Tolerance to self-antigens is maintained at multiple levels. While central tolerance is essential to preventing autoimmunity, autoreactive T and B cells nevertheless are present in the peripheral repertoire. Thus, peripheral tolerance to tissue-specific and developmentally regulated antigens is necessary to sustain tissue homeostasis. In some cases, cross-reactive memory cells produced by infection are likely to be responsible for autoimmunity via recognition of self-antigens in the context of ongoing inflammatory events. We have now devised an inducible and reversible system that allows interrogation of T cell tolerance induction in endogenous memory CD8 T cells. Our data show that memory CD8 T cells responded poorly to self-antigen even when expressed by dendritic cells (DC) and despite the fact that the antigen was readily recognized by na?ve CD8 T cells. However, the inclusion of inflammatory signals partially overcame memory CD8 T cell ignorance of self-antigen. Thus, memory CD8 T cells were prohibited from autoreactivity in the absence of inflammation. These results led to the hypothesis that tolerance is maintained by disallowing memory CD8 T cell recognition of self antigen under homeostatic conditions. Our goal is to determine the mechanism by which memory CD8 T cells ignore direct DC antigen presentation and test whether tissue-specific antigens are also ignored. This goal will be achieved through two specific aims:
Aim 1. To determine the anatomical constraints prohibiting memory CD8 T cell recognition of DC-expressed antigen.

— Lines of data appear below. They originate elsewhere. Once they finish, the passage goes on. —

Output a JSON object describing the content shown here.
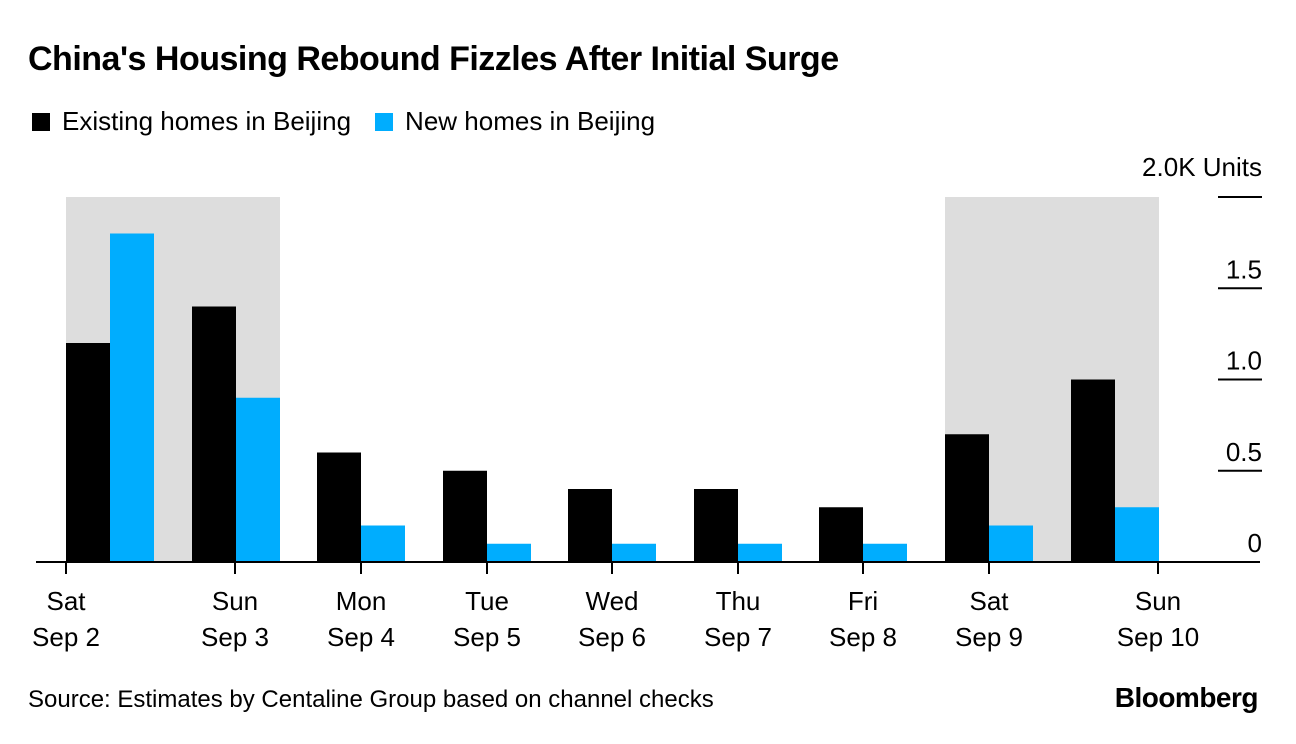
{
  "title": "China's Housing Rebound Fizzles After Initial Surge",
  "source": "Source: Estimates by Centaline Group based on channel checks",
  "brand": "Bloomberg",
  "chart_data": {
    "type": "bar",
    "title": "China's Housing Rebound Fizzles After Initial Surge",
    "unit_label": "2.0K Units",
    "categories": [
      {
        "weekday": "Sat",
        "date": "Sep 2"
      },
      {
        "weekday": "Sun",
        "date": "Sep 3"
      },
      {
        "weekday": "Mon",
        "date": "Sep 4"
      },
      {
        "weekday": "Tue",
        "date": "Sep 5"
      },
      {
        "weekday": "Wed",
        "date": "Sep 6"
      },
      {
        "weekday": "Thu",
        "date": "Sep 7"
      },
      {
        "weekday": "Fri",
        "date": "Sep 8"
      },
      {
        "weekday": "Sat",
        "date": "Sep 9"
      },
      {
        "weekday": "Sun",
        "date": "Sep 10"
      }
    ],
    "series": [
      {
        "name": "Existing homes in Beijing",
        "color": "#000000",
        "values": [
          1.2,
          1.4,
          0.6,
          0.5,
          0.4,
          0.4,
          0.3,
          0.7,
          1.0
        ]
      },
      {
        "name": "New homes in Beijing",
        "color": "#00adfe",
        "values": [
          1.8,
          0.9,
          0.2,
          0.1,
          0.1,
          0.1,
          0.1,
          0.2,
          0.3
        ]
      }
    ],
    "y_ticks": [
      "2.0K Units",
      "1.5",
      "1.0",
      "0.5",
      "0"
    ],
    "y_tick_values": [
      2.0,
      1.5,
      1.0,
      0.5,
      0
    ],
    "ylim": [
      0,
      2.0
    ],
    "weekend_shading_color": "#dddddd",
    "weekend_shading": [
      [
        0,
        1
      ],
      [
        7,
        8
      ]
    ],
    "legend_position": "top-left",
    "grid": false
  }
}
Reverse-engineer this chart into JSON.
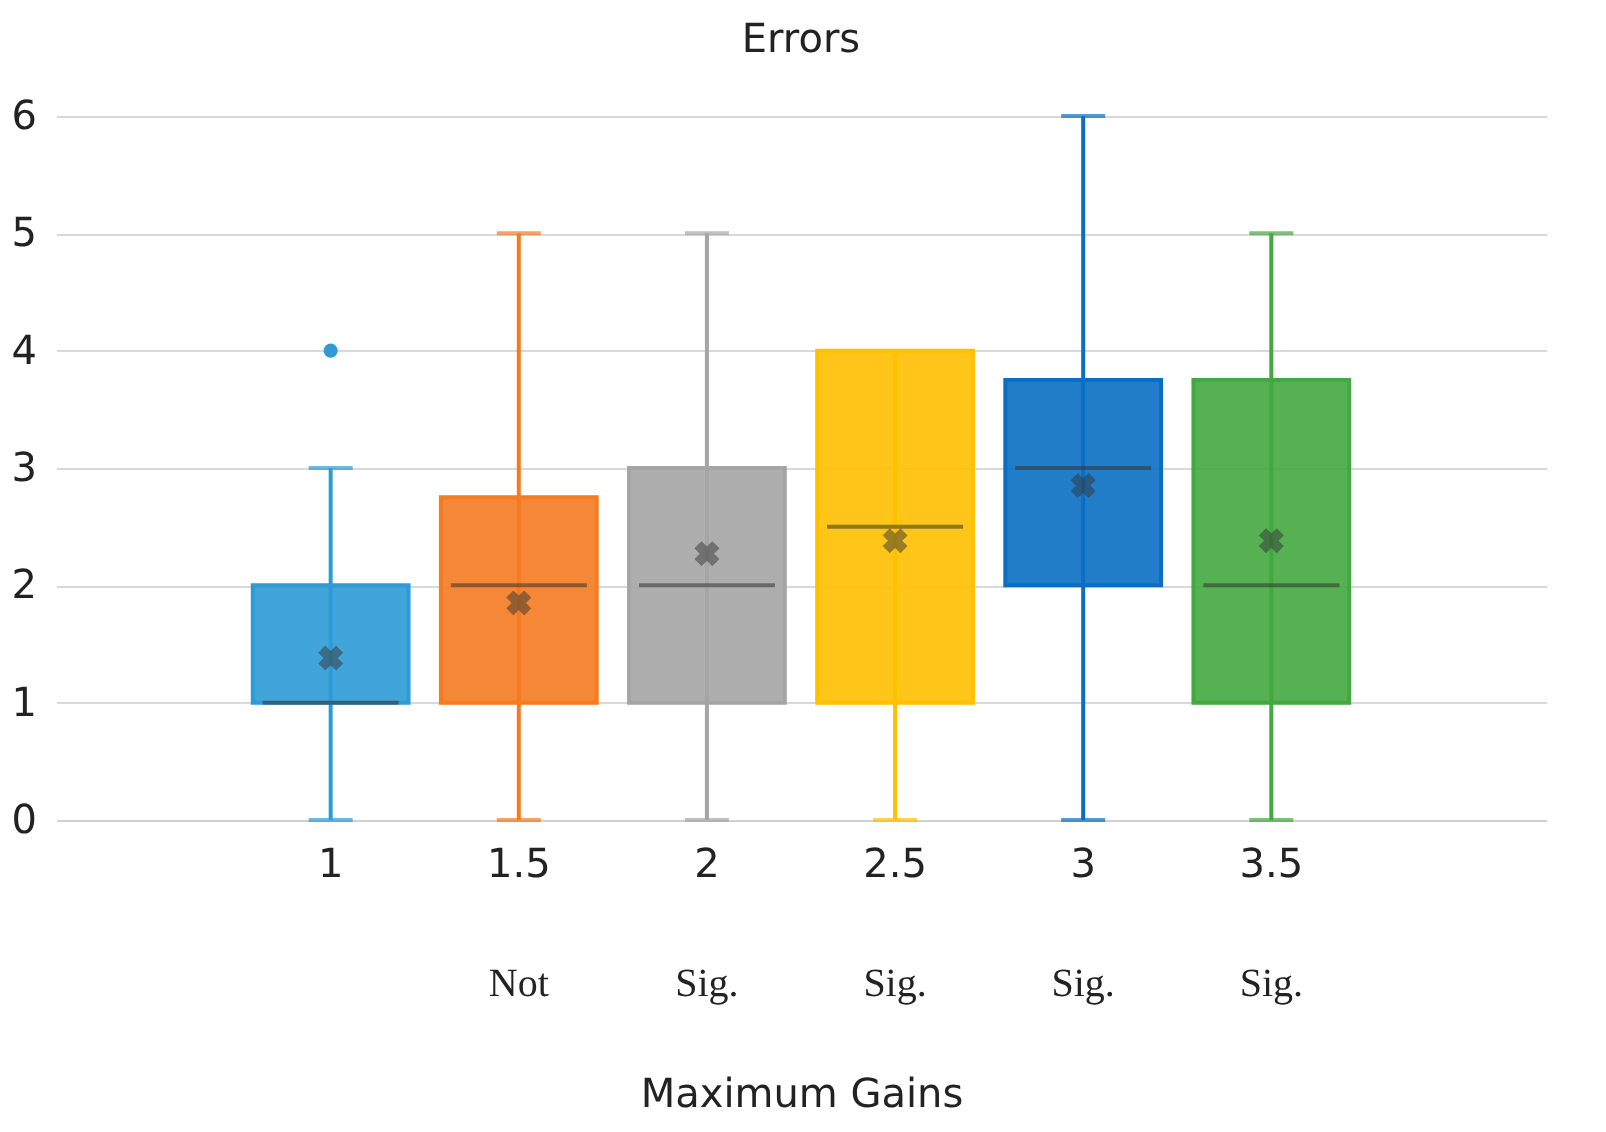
{
  "chart_data": {
    "type": "box",
    "title": "Errors",
    "xlabel": "Maximum Gains",
    "categories": [
      "1",
      "1.5",
      "2",
      "2.5",
      "3",
      "3.5"
    ],
    "colors": [
      "#2e9bd6",
      "#f47b20",
      "#a5a5a5",
      "#ffc000",
      "#0a6fc2",
      "#43a83f"
    ],
    "boxes": [
      {
        "low": 0,
        "q1": 1,
        "median": 1,
        "q3": 2,
        "high": 3,
        "mean": 1.38,
        "outliers": [
          4
        ]
      },
      {
        "low": 0,
        "q1": 1,
        "median": 2,
        "q3": 2.75,
        "high": 5,
        "mean": 1.85
      },
      {
        "low": 0,
        "q1": 1,
        "median": 2,
        "q3": 3,
        "high": 5,
        "mean": 2.27
      },
      {
        "low": 0,
        "q1": 1,
        "median": 2.5,
        "q3": 4,
        "high": 4,
        "mean": 2.38
      },
      {
        "low": 0,
        "q1": 2,
        "median": 3,
        "q3": 3.75,
        "high": 6,
        "mean": 2.85
      },
      {
        "low": 0,
        "q1": 1,
        "median": 2,
        "q3": 3.75,
        "high": 5,
        "mean": 2.38
      }
    ],
    "annotations": [
      "Not",
      "Sig.",
      "Sig.",
      "Sig.",
      "Sig."
    ],
    "ylim": [
      0,
      6
    ],
    "yticks": [
      0,
      1,
      2,
      3,
      4,
      5,
      6
    ],
    "grid": "y",
    "legend": false
  }
}
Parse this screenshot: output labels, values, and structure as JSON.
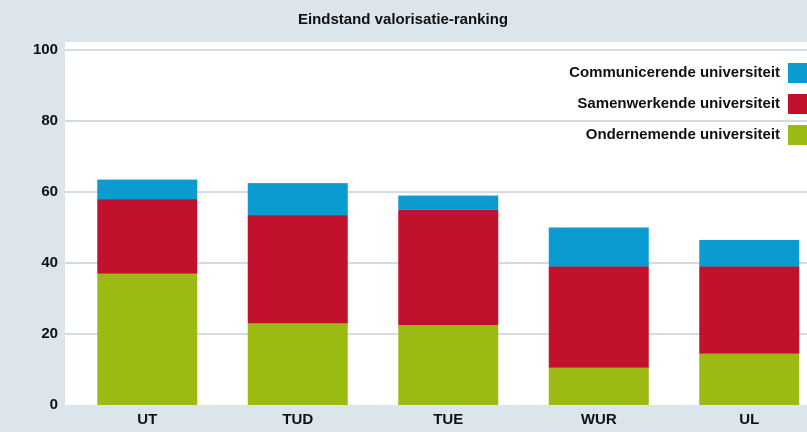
{
  "chart_data": {
    "type": "stacked_bar",
    "title": "Eindstand valorisatie-ranking",
    "categories": [
      "UT",
      "TUD",
      "TUE",
      "WUR",
      "UL"
    ],
    "series": [
      {
        "name": "Ondernemende universiteit",
        "color": "#9bbb12",
        "values": [
          37,
          23,
          22.5,
          10.5,
          14.5
        ]
      },
      {
        "name": "Samenwerkende universiteit",
        "color": "#c1112c",
        "values": [
          21,
          30.5,
          32.5,
          28.5,
          24.5
        ]
      },
      {
        "name": "Communicerende universiteit",
        "color": "#0a9bd0",
        "values": [
          5.5,
          9,
          4,
          11,
          7.5
        ]
      }
    ],
    "ylim": [
      0,
      100
    ],
    "yticks": [
      0,
      20,
      40,
      60,
      80,
      100
    ],
    "grid": true,
    "legend": "top-right"
  }
}
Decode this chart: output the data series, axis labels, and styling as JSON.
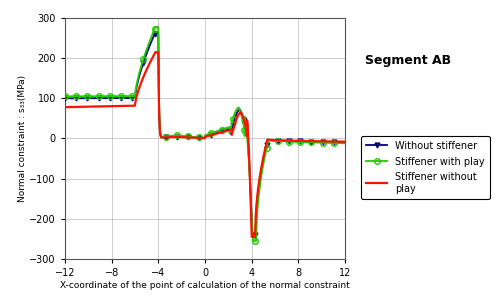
{
  "title": "Segment AB",
  "xlabel": "X-coordinate of the point of calculation of the normal constraint",
  "ylabel": "Normal constraint : s₃₃(MPa)",
  "xlim": [
    -12,
    12
  ],
  "ylim": [
    -300,
    300
  ],
  "xticks": [
    -12,
    -8,
    -4,
    0,
    4,
    8,
    12
  ],
  "yticks": [
    -300,
    -200,
    -100,
    0,
    100,
    200,
    300
  ],
  "legend": [
    "Without stiffener",
    "Stiffener with play",
    "Stiffener without\nplay"
  ],
  "colors": {
    "blue": "#00008B",
    "green": "#22CC00",
    "red": "#FF1100"
  },
  "bg_color": "#FFFFFF",
  "figsize": [
    5.0,
    3.01
  ],
  "dpi": 100
}
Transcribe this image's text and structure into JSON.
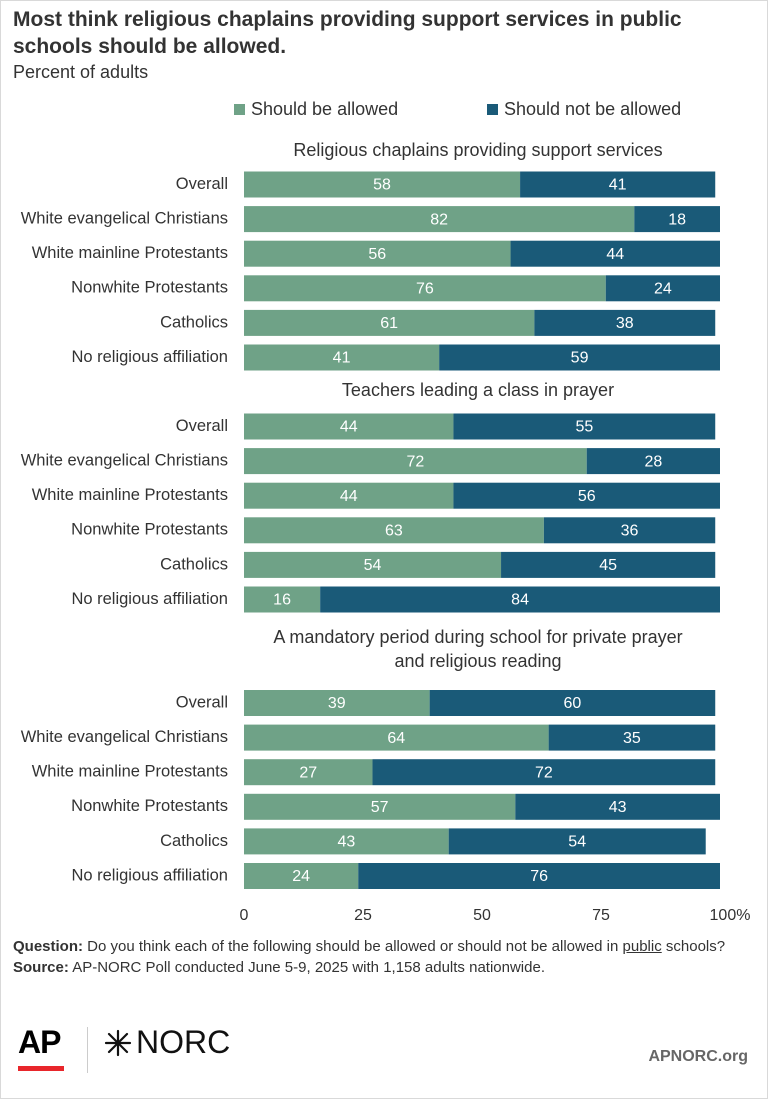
{
  "header": {
    "title": "Most think religious chaplains providing support services in public schools should be allowed.",
    "subtitle": "Percent of adults"
  },
  "colors": {
    "allowed": "#6fa287",
    "not_allowed": "#1a5a78",
    "label_light": "#ffffff"
  },
  "chart_data": {
    "type": "bar",
    "orientation": "horizontal-stacked",
    "xlim": [
      0,
      100
    ],
    "xticks": [
      "0",
      "25",
      "50",
      "75",
      "100%"
    ],
    "legend": {
      "placement": "top",
      "entries": [
        "Should be allowed",
        "Should not be allowed"
      ]
    },
    "series": [
      {
        "name": "Should be allowed"
      },
      {
        "name": "Should not be allowed"
      }
    ],
    "panels": [
      {
        "title": "Religious chaplains providing support services",
        "categories": [
          "Overall",
          "White evangelical Christians",
          "White mainline Protestants",
          "Nonwhite Protestants",
          "Catholics",
          "No religious affiliation"
        ],
        "allowed": [
          58,
          82,
          56,
          76,
          61,
          41
        ],
        "not_allowed": [
          41,
          18,
          44,
          24,
          38,
          59
        ]
      },
      {
        "title": "Teachers leading a class in prayer",
        "categories": [
          "Overall",
          "White evangelical Christians",
          "White mainline Protestants",
          "Nonwhite Protestants",
          "Catholics",
          "No religious affiliation"
        ],
        "allowed": [
          44,
          72,
          44,
          63,
          54,
          16
        ],
        "not_allowed": [
          55,
          28,
          56,
          36,
          45,
          84
        ]
      },
      {
        "title": "A mandatory period during school for private prayer and religious reading",
        "categories": [
          "Overall",
          "White evangelical Christians",
          "White mainline Protestants",
          "Nonwhite Protestants",
          "Catholics",
          "No religious affiliation"
        ],
        "allowed": [
          39,
          64,
          27,
          57,
          43,
          24
        ],
        "not_allowed": [
          60,
          35,
          72,
          43,
          54,
          76
        ]
      }
    ]
  },
  "footnote": {
    "question_label": "Question:",
    "question_text_a": "Do you think each of the following should be allowed or should not be allowed in ",
    "question_text_u": "public",
    "question_text_b": " schools?",
    "source_label": "Source:",
    "source_text": "AP-NORC Poll conducted June 5-9, 2025 with 1,158 adults nationwide."
  },
  "branding": {
    "ap_logo": "AP",
    "norc_logo": "NORC",
    "norc_icon": "norc-star-icon",
    "url": "APNORC.org"
  }
}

Aim 2. To determine whether memory CD8 T cells will recognize cross-presented tissue-specific antigen in the absence of inflammation. Our new system will provide a powerful tool for identifying the mechanisms by which autoimmunity may be avoided or controlled.
Understanding how autoreactive T cells are triggered to respond to self-antigens is at the heart of learning how to control autoimmune diseases. This proposal focuses on the regulation of self-antigen recognition by cytotoxic memory CD8 T cells. Therefore, this work will provide valuable insight into the mechanisms controlling autoreactivity.